Author here Some benchmarks on insertion

---

BenchmarkMetrics/Add/streadway/quantile-8 5000000 358 ns/op

BenchmarkMetrics/Add/bmizerany/perks/quantile-8 5000000 291 ns/op

BenchmarkMetrics/Add/dgrisky/go-gk-8 5000000 363 ns/op

BenchmarkMetrics/Add/influxdata/tdigest-8 5000000 250 ns/op

BenchmarkMetrics/Add/axiom/quantiles-8 10000000 208 ns/op

---

I think its the fastest for insertion

Querying need finalization of state then its just pretty fast but will comment once i can get the API into a friendlier state :D

Aren't the goals of t-digest a little bit different?

T-digest seeks to have a bounded size and an error proportional to q*(1-q), hence it gives up quantile accuracy in the middle of the distribution when under load.
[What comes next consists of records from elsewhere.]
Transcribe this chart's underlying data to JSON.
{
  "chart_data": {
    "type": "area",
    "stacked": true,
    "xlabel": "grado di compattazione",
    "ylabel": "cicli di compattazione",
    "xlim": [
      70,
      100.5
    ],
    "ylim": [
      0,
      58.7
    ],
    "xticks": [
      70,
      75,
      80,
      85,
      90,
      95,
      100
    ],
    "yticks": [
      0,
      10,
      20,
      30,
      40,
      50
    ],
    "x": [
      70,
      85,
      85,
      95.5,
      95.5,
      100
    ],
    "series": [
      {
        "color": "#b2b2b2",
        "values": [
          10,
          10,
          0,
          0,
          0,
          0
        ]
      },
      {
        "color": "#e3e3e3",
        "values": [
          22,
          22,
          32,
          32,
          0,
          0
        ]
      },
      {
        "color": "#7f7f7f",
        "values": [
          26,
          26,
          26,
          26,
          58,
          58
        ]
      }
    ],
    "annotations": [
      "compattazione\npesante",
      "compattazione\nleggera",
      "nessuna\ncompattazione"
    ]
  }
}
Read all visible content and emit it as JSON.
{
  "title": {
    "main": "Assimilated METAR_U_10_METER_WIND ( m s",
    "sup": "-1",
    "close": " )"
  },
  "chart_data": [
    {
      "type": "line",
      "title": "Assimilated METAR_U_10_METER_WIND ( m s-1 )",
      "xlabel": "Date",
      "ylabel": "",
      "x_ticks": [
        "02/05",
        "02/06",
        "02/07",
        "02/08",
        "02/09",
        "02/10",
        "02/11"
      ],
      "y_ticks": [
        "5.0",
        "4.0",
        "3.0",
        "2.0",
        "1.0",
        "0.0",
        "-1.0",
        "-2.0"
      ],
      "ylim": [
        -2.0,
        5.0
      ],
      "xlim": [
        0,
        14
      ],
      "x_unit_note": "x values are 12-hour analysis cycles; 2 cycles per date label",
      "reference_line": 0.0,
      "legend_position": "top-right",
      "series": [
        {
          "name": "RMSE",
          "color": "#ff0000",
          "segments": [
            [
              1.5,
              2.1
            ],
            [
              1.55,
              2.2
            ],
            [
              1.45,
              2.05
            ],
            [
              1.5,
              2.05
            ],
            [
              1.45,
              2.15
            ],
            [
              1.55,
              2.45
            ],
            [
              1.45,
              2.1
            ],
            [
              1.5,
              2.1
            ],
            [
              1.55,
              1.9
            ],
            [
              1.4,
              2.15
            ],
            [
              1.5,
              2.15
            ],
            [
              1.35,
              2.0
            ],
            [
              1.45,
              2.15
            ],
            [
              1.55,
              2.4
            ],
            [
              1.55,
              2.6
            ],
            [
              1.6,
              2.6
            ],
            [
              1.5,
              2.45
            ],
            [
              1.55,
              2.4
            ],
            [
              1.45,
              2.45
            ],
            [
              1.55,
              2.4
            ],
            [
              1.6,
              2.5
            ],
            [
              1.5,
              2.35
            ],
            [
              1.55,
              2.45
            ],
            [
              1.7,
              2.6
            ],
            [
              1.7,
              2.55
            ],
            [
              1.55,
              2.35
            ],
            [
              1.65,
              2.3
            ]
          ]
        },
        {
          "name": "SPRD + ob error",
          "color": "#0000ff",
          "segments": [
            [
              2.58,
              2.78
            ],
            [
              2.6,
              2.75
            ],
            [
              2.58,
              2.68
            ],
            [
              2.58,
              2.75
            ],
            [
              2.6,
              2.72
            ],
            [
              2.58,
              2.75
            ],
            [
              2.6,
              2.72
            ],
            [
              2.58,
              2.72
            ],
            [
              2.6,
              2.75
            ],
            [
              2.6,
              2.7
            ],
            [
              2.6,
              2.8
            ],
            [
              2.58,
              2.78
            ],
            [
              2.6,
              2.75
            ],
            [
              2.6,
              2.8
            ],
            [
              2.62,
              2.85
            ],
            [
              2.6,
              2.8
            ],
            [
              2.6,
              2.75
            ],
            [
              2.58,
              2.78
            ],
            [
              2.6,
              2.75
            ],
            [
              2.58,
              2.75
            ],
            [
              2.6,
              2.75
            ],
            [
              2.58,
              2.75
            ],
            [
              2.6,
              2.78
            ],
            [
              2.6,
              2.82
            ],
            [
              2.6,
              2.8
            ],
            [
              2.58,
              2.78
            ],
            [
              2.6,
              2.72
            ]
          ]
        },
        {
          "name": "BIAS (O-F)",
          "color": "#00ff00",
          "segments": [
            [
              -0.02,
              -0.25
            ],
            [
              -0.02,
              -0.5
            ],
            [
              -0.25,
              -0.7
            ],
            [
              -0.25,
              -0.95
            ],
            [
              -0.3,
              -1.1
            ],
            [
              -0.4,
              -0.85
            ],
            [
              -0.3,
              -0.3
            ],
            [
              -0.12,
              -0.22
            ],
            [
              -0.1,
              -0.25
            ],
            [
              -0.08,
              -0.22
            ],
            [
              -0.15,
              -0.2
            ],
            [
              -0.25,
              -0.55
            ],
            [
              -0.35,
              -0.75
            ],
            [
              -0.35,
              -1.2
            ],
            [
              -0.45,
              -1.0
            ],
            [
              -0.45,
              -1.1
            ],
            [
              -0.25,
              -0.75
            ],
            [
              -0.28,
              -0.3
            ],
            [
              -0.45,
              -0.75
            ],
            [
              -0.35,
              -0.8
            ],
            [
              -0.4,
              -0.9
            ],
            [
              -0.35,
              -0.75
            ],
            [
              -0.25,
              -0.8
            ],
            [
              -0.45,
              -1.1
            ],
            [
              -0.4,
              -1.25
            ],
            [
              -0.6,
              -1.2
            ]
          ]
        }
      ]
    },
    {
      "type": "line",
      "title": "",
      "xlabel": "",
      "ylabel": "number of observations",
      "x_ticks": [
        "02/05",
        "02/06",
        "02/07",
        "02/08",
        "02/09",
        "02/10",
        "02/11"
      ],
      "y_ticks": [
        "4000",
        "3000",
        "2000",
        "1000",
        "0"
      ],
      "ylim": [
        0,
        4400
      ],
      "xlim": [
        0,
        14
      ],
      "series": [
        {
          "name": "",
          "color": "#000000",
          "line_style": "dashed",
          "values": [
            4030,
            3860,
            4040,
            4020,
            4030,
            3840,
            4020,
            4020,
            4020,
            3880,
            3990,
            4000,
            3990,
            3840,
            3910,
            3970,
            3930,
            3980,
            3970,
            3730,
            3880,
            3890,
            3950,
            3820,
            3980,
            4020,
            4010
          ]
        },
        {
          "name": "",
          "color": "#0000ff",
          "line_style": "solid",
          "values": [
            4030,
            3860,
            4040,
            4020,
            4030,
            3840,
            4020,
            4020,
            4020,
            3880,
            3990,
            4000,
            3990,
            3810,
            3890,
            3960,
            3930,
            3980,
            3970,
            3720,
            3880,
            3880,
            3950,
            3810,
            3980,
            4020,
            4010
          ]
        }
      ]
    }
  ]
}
This algorithm seems to provide total bounded error without small but unbounded size.

Could you elaborate on the differences a bit deeper? I’m really interested in understanding.
http://web.cs.ucla.edu/~weiwang/paper/SSDBM07_2.pdf is the paper its mostly based on Figure 1. Actually describes how big the datastructure can get. It keeps getting bigger the more data you feed it.